Inherent Vice unfolds just before the downtown boom that Mike Davis calls “Chinatown revisited.” This so-called skyscraper boom (1973–1986), with future mayor Richard Riordan as its chief fixer, became “a publicly financed civics project that had generated a windfall profit for a wealthy ring of insiders.” In the film, 1970 Los Angeles becomes a grotesque realization of urban development schemes dating to the 1920s—plans that led to the freeway system and the city’s ongoing struggles to revive public transit despite overwhelming public support. These plans underpin Who Framed Roger Rabbit and Chinatown, and in all three films—as in Davis’s iconic book exploration of Los Angeles’s history, City of Quartz—the secret of who really rules L.A. lies hidden in plain sight (exemplified strongly by the Dark Prince of Palos Verdes in both Inherent Vice the film and novel). Chinatown set the precedent for films that “replace a public history with a secret history.” By the time Inherent Vice arrived, it was no longer clear how secret that history remained.
Consider the film’s opening sequence. The first shot of Gordita Beach, framed through an alley between two seaside houses, evokes the legacy of Venice and Redondo Beaches during the era—the former immortalized by the music of The Doors. Sortilege, backlit by the warm California sun, appears in a low-angle shot reminiscent of 16mm film stock from the period. We soon find Doc on the couch in his beachside bungalow at night, bathed in blue light. The couch is red, the pillow beneath his head white.

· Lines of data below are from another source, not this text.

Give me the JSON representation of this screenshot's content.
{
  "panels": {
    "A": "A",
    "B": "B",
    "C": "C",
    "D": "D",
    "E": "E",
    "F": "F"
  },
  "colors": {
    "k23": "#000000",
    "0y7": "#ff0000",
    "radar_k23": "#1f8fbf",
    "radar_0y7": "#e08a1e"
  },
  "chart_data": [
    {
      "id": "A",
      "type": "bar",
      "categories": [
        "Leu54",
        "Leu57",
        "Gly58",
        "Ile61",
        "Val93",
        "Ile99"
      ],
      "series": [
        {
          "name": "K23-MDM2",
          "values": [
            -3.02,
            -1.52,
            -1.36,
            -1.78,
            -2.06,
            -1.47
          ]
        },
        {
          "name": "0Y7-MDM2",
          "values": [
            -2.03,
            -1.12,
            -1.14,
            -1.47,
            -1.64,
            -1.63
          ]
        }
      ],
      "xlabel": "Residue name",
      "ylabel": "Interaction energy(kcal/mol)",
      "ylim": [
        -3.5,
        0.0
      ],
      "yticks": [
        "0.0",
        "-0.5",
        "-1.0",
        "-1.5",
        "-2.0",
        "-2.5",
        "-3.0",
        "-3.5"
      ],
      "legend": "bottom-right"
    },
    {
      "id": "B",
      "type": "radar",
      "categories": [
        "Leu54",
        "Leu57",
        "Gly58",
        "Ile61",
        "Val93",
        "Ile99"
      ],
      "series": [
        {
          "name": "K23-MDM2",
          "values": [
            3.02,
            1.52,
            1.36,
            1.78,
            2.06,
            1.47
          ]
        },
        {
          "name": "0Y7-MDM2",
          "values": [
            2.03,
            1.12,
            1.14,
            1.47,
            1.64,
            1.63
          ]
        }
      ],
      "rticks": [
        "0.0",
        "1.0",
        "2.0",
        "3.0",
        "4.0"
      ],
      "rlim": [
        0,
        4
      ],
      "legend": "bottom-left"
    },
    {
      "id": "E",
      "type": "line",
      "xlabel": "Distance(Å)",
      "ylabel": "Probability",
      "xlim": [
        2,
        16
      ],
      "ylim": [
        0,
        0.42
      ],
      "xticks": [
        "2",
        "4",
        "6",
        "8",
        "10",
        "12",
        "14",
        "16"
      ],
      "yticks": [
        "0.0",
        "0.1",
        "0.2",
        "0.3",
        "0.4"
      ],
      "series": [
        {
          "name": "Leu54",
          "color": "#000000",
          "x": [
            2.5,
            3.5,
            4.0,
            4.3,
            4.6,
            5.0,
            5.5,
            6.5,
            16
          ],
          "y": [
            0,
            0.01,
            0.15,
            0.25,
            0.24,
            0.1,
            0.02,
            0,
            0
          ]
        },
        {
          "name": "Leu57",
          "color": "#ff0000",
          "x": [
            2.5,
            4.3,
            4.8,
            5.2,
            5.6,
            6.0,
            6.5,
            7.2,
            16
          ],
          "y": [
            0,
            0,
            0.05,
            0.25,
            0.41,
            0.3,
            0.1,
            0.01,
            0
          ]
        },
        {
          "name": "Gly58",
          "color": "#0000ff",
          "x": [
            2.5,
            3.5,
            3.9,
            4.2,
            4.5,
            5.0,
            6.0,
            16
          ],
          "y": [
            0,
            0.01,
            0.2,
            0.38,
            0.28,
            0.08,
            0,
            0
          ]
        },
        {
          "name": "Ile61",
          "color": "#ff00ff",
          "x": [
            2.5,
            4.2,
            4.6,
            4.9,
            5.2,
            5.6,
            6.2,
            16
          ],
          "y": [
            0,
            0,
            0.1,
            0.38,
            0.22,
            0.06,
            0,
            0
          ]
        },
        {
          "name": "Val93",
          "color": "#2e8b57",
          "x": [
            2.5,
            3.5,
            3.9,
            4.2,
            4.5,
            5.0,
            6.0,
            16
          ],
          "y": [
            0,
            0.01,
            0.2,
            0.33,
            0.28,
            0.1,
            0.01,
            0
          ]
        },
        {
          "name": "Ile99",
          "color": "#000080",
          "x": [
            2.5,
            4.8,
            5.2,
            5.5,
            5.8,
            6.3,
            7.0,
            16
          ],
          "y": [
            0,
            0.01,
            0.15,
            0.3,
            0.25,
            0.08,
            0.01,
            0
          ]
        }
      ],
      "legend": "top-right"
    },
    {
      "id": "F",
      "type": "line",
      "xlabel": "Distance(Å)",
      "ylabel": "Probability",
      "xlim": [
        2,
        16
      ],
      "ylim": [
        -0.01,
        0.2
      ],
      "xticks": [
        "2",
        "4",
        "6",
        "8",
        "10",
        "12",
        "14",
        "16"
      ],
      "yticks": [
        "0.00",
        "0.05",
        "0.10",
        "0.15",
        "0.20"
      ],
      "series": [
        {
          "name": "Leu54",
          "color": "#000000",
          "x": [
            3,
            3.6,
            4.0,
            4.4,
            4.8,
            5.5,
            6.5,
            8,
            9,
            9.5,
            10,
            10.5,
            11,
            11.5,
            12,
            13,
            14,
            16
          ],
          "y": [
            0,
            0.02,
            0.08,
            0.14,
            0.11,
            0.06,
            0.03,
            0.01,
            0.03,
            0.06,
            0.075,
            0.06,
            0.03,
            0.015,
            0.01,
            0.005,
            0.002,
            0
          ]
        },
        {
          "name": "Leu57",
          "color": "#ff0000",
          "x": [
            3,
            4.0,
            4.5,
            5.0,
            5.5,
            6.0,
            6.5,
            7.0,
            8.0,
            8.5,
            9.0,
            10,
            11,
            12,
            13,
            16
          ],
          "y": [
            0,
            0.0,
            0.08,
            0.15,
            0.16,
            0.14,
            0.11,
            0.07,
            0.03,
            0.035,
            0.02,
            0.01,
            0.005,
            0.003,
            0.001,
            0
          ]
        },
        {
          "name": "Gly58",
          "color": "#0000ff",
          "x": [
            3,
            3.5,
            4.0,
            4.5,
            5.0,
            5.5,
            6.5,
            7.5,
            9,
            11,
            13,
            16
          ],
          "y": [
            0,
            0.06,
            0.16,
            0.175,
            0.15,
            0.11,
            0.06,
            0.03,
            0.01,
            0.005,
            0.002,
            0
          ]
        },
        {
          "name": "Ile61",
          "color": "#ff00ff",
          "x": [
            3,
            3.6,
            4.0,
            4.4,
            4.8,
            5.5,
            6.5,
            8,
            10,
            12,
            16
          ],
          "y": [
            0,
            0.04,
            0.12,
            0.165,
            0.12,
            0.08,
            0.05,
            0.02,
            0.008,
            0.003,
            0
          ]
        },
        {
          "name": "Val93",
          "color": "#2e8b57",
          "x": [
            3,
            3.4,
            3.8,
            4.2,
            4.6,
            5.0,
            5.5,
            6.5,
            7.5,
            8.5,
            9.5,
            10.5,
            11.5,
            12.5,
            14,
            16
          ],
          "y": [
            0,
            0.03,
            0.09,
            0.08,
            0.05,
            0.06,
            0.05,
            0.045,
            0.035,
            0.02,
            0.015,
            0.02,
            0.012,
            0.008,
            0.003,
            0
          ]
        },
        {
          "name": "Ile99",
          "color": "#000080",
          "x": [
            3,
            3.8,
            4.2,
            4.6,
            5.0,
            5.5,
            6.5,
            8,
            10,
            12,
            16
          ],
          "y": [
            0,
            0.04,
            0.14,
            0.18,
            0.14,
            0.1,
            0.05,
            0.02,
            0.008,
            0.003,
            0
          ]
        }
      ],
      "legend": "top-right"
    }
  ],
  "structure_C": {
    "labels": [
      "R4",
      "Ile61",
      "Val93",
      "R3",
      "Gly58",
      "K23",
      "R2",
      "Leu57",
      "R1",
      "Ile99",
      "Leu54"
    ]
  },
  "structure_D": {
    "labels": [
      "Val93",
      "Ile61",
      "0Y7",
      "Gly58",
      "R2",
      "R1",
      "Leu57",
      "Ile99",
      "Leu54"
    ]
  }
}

When his ex-girlfriend Shasta Fay Hepworth (Katherine Waterston), dressed in “flatland gear,” visits him for a “secret rendezvous” involving her new lover, the wealthy real estate developer Mickey Wolfmann, the red-white-blue motif feels deliberate. Some see it as a nod to American symbolism; others, as a visual echo of Anderson’s earlier Los Angeles films like Punch-Drunk Love. Either way, these colors reinforce the film’s historical critique while linking it to Anderson’s larger cinematic universe—a welcome return to Los Angeles after There Will Be Blood and The Master.
Inherent Vice occupies a unique place in the lineage of Los Angeles noir. It’s a hazy, sun- drenched elegy for a city caught between utopian dreams and capitalist reinvention—a place where paranoia becomes realism and nostalgia becomes resistance. Anderson’s adaptation channels Pynchon’s absurdity and melancholy to show how L.A.’s myths, both onscreen and off, have always blurred the line between fantasy and documentary. In doing so, it reminds us that the city’s true story—its secret history—isn’t buried beneath its surfaces but written all over them. We may never learn truth, but that’s ok, as Doc Sportello puts it: “Thinking comes later.”